Pressemitteilung Nr. 50/1998 vom 7. Mai 1998

Urteil vom 07. Mai 1998, Urteil vom 07. Mai 1998
2 BvR 1876/91
2 BvR 1991/95

Der Zweite Senat des BVerfG hat aufgrund der mündlichen Verhandlung vom 16. Dezember 1997 mit Urteilen vom 7. Mai 1998 jeweils einstimmig folgendes entschieden:

Grundsätzlich dürfen Steuern und Abgaben auch zu Lenkungszwecken erhoben werden. Dies setzt keine zur Steuergesetzgebungskompetenz hinzutretende Sachkompetenz voraus. Allerdings dürfen solche Lenkungsteuern und -abgaben nicht den Regelungen oder Regelungskonzepten des Sachgesetzgebers widersprechen.

Im einzelnen:

"Kommunale Verpackungsteuer" (2 BvR 1991/95 und 2004/95)

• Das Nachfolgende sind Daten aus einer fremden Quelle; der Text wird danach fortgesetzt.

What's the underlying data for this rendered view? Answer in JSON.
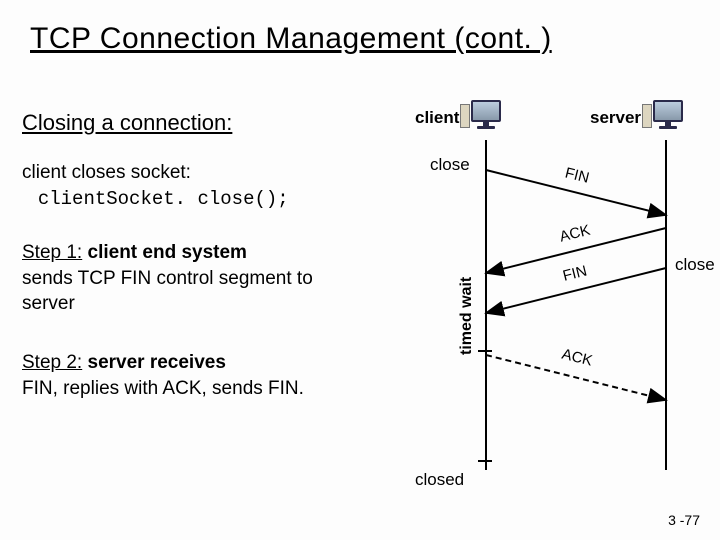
{
  "title": "TCP Connection Management (cont. )",
  "subhead": "Closing a connection:",
  "code": {
    "line1": "client closes socket:",
    "line2": "clientSocket. close();"
  },
  "step1": {
    "lead": "Step 1:",
    "bold": " client end system",
    "rest": "sends TCP FIN control segment to server"
  },
  "step2": {
    "lead": "Step 2:",
    "bold": " server receives",
    "rest": "FIN, replies with ACK, sends FIN."
  },
  "diagram": {
    "client_label": "client",
    "server_label": "server",
    "close_client": "close",
    "close_server": "close",
    "closed": "closed",
    "timed_wait": "timed wait",
    "msg_fin1": "FIN",
    "msg_ack1": "ACK",
    "msg_fin2": "FIN",
    "msg_ack2": "ACK"
  },
  "footer": "3 -77",
  "chart_data": {
    "type": "table",
    "description": "TCP connection close sequence diagram",
    "endpoints": [
      "client",
      "server"
    ],
    "events": [
      {
        "at": "client",
        "action": "close",
        "t": 0
      },
      {
        "from": "client",
        "to": "server",
        "label": "FIN",
        "t0": 0,
        "t1": 1
      },
      {
        "from": "server",
        "to": "client",
        "label": "ACK",
        "t0": 1,
        "t1": 2
      },
      {
        "at": "server",
        "action": "close",
        "t": 1
      },
      {
        "from": "server",
        "to": "client",
        "label": "FIN",
        "t0": 1.3,
        "t1": 2.3
      },
      {
        "from": "client",
        "to": "server",
        "label": "ACK",
        "t0": 2.3,
        "t1": 3.3
      },
      {
        "at": "client",
        "state": "timed wait",
        "t_start": 2.3,
        "t_end": 4
      },
      {
        "at": "client",
        "action": "closed",
        "t": 4
      }
    ]
  }
}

Die Satzung der Stadt Kassel über die Erhebung einer Verpackungsteuer vom 16. Dezember 1991 ist wegen Verstoßes gegen die Schranken der Kompetenzausübung mit dem Grundrecht auf Berufsfreiheit (Art. 12 Abs. 1 GG) unvereinbar und nichtig.

Das hierauf beruhende Urteil des Hessischen Verwaltungsgerichtshofes vom 29. Juni 1995 wird aufgehoben und das Verfahren zur erneuten Entscheidung zurückverwiesen.

"Abfallabgabe/Landesabfallabgabengesetze" (2 BvR 1876/91 u.a.)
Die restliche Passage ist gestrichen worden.